Ford Motor Company CEO Alan Mulally took a beating yesterday in the Detroit Free Press and elsewhere for having putted while Ford burns.  Five days before Ford announced a mind-boggling loss of $12.7 billion for last year, Mulally was playing golf at the Bob Hope Chrysler Classic.  Two weeks after the announced loss, he played in the pro-am at Pebble Beach.
    As you might imagine, Ford workers, their friends and neighbors are miffed, to say the least.  But Mulally is not without his supporters, according to the Free Press.  Tour player Len Mattiace, Mulally's partner for three rounds at Pebble Beach, probably won't endear himself to the thousands of Ford workers afraid for their jobs.  Of Mulally's time at the tournament, Free Press columnist Carlos Monarrez wrote, Mattiace said:  "I can tell you there's no downside to him being there.  There is a lot of networking. All the CEOs of major companies are there. And I know when he's off the golf course, he's spending a lot of time with all these other CEOs, and I think it's smart of him and it's great for the company for him to be there."

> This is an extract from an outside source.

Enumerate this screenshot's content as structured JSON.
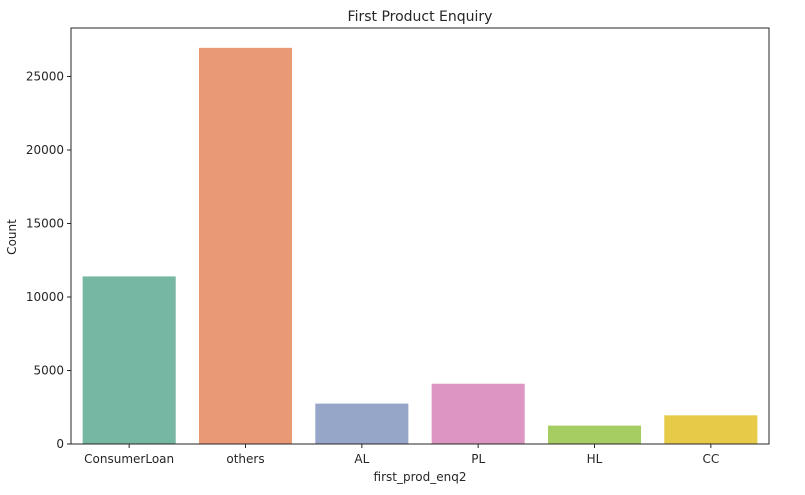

    On the course was a different matter.  Said Mattiace of Mulally's play:  "...he certainly didn't play like knockout golf, you know?"  Must have had something on his mind.
    "When we get the figures for the spring, I expect to see a discernible improvement in both sales and prices."  -- David Lereah, chief hypemaster (er, economist) for the National Association of Realtors, responding to his organization's report yesterday that home prices had dropped in nearly half the metro districts it surveys.

    If there was a way to short the real estate market every time Lereah says "the end (of the bottom) is near," we'd be rich.  His supporters at the NAR can take heart, however.  Someday, the market will reach its bottom, and the hypemaster will be right.